Il riferimento di questo quadro va subito collegato agli ultimi accadimenti tragici che hanno visto l'attentatore Luigi Preiti fare quasi una strage davanti a palazzo Chigi il primo giorno del governo Letta. Ora c'è un uomo, un carabiniere in servizio, che rischia la paralisi. "E' un pazzo, uno squilibrato" - si dice in prima analisi con un sospiro di sollievo, come se il dramma non fosse lo stesso - no, invece, non è pazzo, è una persona normale disperata come tante, colpite dagli eventi drammatici che in questi ultimi tempi si susseguono senza tregua: disoccupazione, perdita del lavoro, mancanza di riferimenti politici, fame e conseguente fine della vita sociale.

E qui ci torna l'ansia del "normale" dell'uomo qualunque che compra una pistola quattro anni prima, si fa prestare i soldi dalla madre per il biglietto, se ne parte col treno da Rosarno (RC) per far fuori quanti più politici possibile (aveva un centinaio di pallottole 7,65) "questi bastardi, corrotti, affamatori, che aumentano le tasse, si rubano i soldi nostri, non creano lavoro, fanno la bella vita alle nostre spalle, hanno auto blu, donne bellissime, vita di lusso" e invece trova due poveri carabinieri in servizio e, non avendo altro contro cui rivolgere l'arma, spara a loro, in qualche modo rappresentanti dell'odiato stato.

Sento dire che la possibile causa di tutto questo non è il clima di odio e di violenza verbale che si è accanito nel paese, un vento di terrore seminato dai fortissimi contrasti politici, con la virulenza di parole usate come macigni contro le persone 'che non ci piacciono', piuttosto la tragica miopia della politica che non è riuscita ad interpretare le istanze di una popolazione profondamente abbattuta dalla crisi internazionale, e il conseguente sfascio civile e etico della nostra comunità di cittadini.

"In questi momenti drammatici abbiamo il dovere di dire le cose per come sono: la miseria, lo smarrimento e la disperazione uccidono, non le parole" , sostiene nel suo editoriale su Globalist di oggi Gianni Cipriani.
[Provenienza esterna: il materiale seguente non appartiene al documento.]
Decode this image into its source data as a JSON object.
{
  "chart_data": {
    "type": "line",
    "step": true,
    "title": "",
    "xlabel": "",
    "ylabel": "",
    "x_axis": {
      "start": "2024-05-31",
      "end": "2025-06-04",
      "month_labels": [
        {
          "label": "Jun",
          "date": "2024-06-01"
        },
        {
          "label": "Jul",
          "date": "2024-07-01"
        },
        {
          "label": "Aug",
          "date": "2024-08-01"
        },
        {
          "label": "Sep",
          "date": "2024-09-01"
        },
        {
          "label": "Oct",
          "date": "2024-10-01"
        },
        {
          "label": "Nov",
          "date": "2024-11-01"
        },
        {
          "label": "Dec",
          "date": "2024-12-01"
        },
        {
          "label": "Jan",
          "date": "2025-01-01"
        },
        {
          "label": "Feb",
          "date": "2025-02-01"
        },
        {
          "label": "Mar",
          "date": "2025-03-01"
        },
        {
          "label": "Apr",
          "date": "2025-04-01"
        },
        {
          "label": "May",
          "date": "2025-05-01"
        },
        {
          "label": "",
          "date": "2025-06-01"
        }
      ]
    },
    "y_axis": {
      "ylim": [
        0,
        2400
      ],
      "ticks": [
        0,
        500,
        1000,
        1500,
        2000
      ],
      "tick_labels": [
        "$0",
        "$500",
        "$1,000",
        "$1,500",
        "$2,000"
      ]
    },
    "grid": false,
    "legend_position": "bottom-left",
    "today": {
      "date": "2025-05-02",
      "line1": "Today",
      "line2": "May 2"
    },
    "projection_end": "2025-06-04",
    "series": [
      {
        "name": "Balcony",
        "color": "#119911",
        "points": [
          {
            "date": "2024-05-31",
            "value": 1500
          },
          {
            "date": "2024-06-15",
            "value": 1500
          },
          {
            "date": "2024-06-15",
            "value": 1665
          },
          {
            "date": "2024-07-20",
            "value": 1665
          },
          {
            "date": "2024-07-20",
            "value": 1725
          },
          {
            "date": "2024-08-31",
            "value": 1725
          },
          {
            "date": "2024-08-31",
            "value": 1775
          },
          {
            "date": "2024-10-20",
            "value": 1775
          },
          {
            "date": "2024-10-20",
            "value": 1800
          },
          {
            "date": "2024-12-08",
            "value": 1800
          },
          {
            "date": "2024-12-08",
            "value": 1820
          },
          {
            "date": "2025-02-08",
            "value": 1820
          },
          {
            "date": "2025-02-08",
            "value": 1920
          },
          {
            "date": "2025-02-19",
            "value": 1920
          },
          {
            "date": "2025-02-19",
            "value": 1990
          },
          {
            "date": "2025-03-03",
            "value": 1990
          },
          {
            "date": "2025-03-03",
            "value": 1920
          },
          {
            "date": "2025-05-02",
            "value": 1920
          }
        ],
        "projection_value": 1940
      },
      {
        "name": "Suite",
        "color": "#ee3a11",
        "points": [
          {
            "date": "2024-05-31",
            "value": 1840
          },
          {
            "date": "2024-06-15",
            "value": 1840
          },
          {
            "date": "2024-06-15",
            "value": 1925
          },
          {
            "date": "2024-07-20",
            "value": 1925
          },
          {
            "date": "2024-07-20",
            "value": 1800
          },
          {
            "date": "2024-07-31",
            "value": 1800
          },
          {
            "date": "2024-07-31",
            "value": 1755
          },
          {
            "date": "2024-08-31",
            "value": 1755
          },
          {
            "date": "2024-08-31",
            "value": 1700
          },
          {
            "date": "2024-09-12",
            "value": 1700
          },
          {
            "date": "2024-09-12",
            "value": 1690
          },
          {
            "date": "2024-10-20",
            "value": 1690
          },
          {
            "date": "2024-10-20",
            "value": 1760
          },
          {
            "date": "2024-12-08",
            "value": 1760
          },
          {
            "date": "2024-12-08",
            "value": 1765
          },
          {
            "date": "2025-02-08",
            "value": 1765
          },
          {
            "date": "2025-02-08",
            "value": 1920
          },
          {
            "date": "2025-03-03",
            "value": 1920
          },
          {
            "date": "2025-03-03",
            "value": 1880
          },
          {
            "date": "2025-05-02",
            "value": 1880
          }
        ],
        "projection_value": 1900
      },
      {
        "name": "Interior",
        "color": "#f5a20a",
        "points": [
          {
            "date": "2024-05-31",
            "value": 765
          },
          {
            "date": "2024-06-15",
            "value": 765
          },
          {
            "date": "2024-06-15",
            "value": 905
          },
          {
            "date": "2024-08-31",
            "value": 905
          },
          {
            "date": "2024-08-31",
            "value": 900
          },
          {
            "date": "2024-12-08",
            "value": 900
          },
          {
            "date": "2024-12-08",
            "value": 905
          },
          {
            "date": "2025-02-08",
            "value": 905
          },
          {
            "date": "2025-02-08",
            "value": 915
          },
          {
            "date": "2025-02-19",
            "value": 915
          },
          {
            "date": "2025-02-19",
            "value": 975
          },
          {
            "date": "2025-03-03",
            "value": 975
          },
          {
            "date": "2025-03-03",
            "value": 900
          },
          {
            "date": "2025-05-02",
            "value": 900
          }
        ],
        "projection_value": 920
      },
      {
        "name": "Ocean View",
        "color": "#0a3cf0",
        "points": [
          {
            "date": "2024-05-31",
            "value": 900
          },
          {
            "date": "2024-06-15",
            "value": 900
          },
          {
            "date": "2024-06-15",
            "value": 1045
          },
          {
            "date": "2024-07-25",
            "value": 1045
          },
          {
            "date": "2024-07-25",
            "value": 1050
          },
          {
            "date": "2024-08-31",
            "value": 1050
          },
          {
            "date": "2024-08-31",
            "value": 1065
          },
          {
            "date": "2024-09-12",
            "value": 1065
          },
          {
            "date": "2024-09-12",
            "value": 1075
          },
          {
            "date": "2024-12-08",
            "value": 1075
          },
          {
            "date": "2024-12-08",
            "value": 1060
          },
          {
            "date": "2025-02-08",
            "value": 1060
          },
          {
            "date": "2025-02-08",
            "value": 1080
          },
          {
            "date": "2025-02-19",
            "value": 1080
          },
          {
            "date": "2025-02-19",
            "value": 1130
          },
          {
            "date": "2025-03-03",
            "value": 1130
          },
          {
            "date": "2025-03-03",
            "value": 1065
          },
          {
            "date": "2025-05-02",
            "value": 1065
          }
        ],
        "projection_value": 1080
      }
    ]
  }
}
Ma le parole possono armare, come poi hanno fatto, la mano dei Luigi Preiti di turno, dico io: dai e dai, aizza aizza, qualcuno lo trovi più fragile e più disperato che fa la strage. Fare leva sulla "pancia" della gente contro la politica e contro la democrazia non è mai stato esercizio fruttuoso e sano, come la Storia ci racconta.
"Posso tollerare la forza bruta, ma la ragione bruta è veramente insopportabile." Diceva Oscar Wilde e mi trova totalmente d'accordo.